My dad was an influential person in my life as far as saving money is concerned. He grew up in humble surroundings and made himself a success. He was frugal and spent his money wisely. His example left a huge impression on me.
Since we are visiting my parents this week in Florida, I thought it would be a good idea to interview him and find out how he became successful, why he saved money and how he did it.
Michele: Dad, I have a blog on saving money. Since you taught me much of what I know, I want to interview you for my blog. First off, do you know what a blog is?
Dad: Blog? Is it the first four letters of the name of the Governor of Illinois?
M: Well, not exactly. It's like a journal on the computer.
D: Yeah, it's something on the computer. I think I've heard of it.
M: Growing up, did your family have much money?
D: No, my dad did a little bit of everything. He was a jack of all trades and master of none. He didn't make much money. Then he died of a heart attack before I was 10. It was 1948. My mom took a part-time job at the 5 & 10 as a cashier. So we had nothing. We lived in a small apartment in Brooklyn.
M: What kinds of things did you do in your childhood?
D: Well, I went to school. We never took a vacation. I worked through school to earn money for the movies and candy and things. I worked at a laundromat cleaning the lint trap and filling up small bottles of bleach. I also shined shoes on the street corner. And I had a newspaper route which I did by bicycle - a bike I bought used for $10.
M: What about school? What type of school did you go to?
D: I went to a vocational high school and graduated from there. Then I went into the army for 2 years.
M: What did you do after the army?
D: I got a job as a clerk at an investment banking firm. I was making about $50 per week. And I went to a regular high school at night to take courses so I could get into college.
M: Then what?
D: After taking the high school courses, I went to City College of New York at night while still working as a clerk. I also did some sales for a friend on the weekend.
M: So did you finish college?
D: No, it got to be too much. I was working overtime for my job and it would have taken too long to finish college. Also by that time I got married.
M: So were you making a lot of money at this point?
D: No, maybe about 60 or 70 dollars per week. And then a friend told me about becoming a court reporter. He said I could make good money.
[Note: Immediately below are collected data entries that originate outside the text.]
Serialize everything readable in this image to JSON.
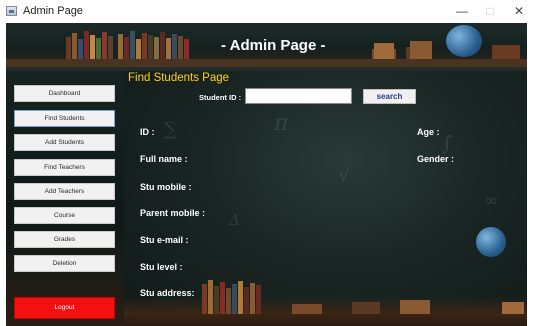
{
  "window": {
    "title": "Admin Page"
  },
  "header": {
    "title": "- Admin Page -"
  },
  "sidebar": {
    "items": [
      {
        "label": "Dashboard"
      },
      {
        "label": "Find Students"
      },
      {
        "label": "Add Students"
      },
      {
        "label": "Find Teachers"
      },
      {
        "label": "Add Teachers"
      },
      {
        "label": "Course"
      },
      {
        "label": "Grades"
      },
      {
        "label": "Deletion"
      }
    ],
    "logout_label": "Logout"
  },
  "main": {
    "heading": "Find Students Page",
    "search": {
      "label": "Student ID :",
      "value": "",
      "button_label": "search"
    },
    "fields": {
      "id": "ID :",
      "age": "Age :",
      "full_name": "Full name :",
      "gender": "Gender :",
      "stu_mobile": "Stu mobile :",
      "parent_mobile": "Parent mobile :",
      "stu_email": "Stu e-mail :",
      "stu_level": "Stu level :",
      "stu_address": "Stu address:"
    }
  },
  "colors": {
    "heading": "#ffd11a",
    "logout": "#f21010",
    "background": "#0d1614"
  }
}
So I went to court reporting school at night for one year. After finishing I got a court reporting job making about $95 per week.
M: When was this?
D: It was 1962 and we had two young children. Times were still tough. We sold our car when the first baby was born to cut down on expenses. I commuted round trip on the train to work for 3 hours total. And we took very few vacations. I did this for about 5 years.
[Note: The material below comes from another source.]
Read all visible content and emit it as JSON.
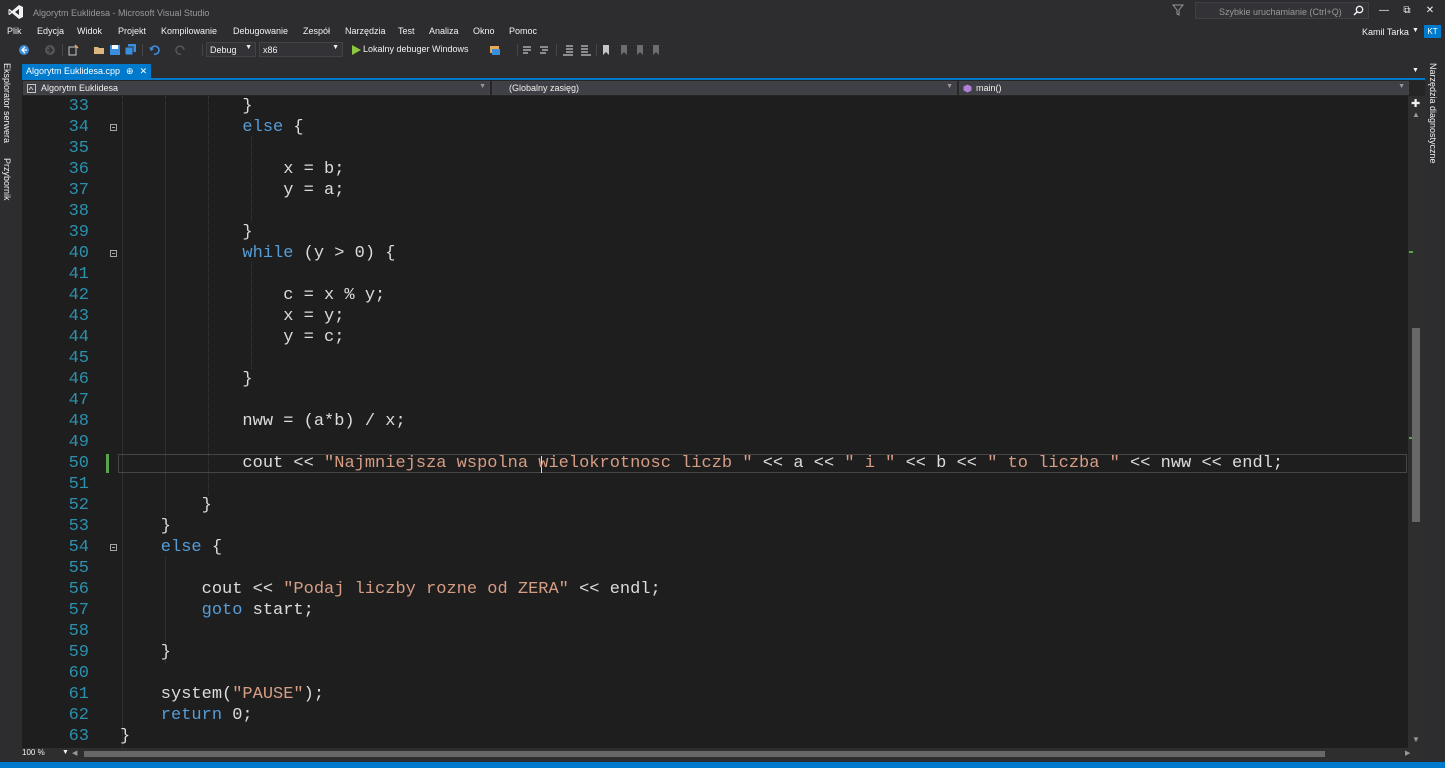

M: And then what happened?
D: I heard about a court reporting opportunity in Pennsylvania with the potential to do a lot of extra night work. All of our family lived in New York and had never lived anywhere else, but I checked out the job.
M: And I know you took it since I was born in Pennsylvania in 1967. Wasn't it hard to leave your extended family and your home state? Why did you do it?
D: I wanted to provide opportunities for my children that I didn't have and the commute would be much shorter and provide for a better quality of life. Yes, it was difficult to leave New York, but it turned out to be a great move for our family. I was able to do a lot of nightwork to make extra money. Plus the cost of living was lower, so we were able to buy our first house.
M: Were you able to live extravagantly with this extra money?
D: Not extravagantly. We did do some things to increase our lifestyle. The house we bought was in an upper middle-class neighborhood. And we took a few vacations. But we lived on only 2/3rds of our income and we saved the other third. We did this by living pretty frugally. We still shopped on the clearance racks. We didn't go out to fancy places or buy expensive cars.
M: What did you do with the money you saved?
D: I invested it. I learned about invesments and stocks when I was a clerk. And I would listen to financial radio stations and I'd read Money magazine.
M: By the time I was growing up, we were doing pretty well. I remember camp and vacations. But I also remember buying clothes in Sears and eating at home. We never had designer clothes or the latest fads for electronics or anything.
D: Yes, we were more frugal than many of our neighbors. Also, I was one of the few dads in the neighborhood without a college education.
M: What advice do you have for people who are trying to save money?
D: Live on less than you earn. Put away the rest into savings for the future. That's what we did. We never lived beyond our means. If we didn't have the money, we didn't buy it.
M: And now look at you. You put all three of your kids through college, retired at 60, and have a condo in Florida.
D: Yes, but it's not near the ocean - it's a modest apartment. It was a present to myself and your mother for all of our frugalness and hard work during our lifetimes.
M: You deserve it. Thanks, Dad for your taking the time to give me this interview. And thank you for the example you set for me. I always appreciated how hard you worked to make it easy for us. You were a big inspiration to me growing up regarding being frugal with your money and saving it for the future.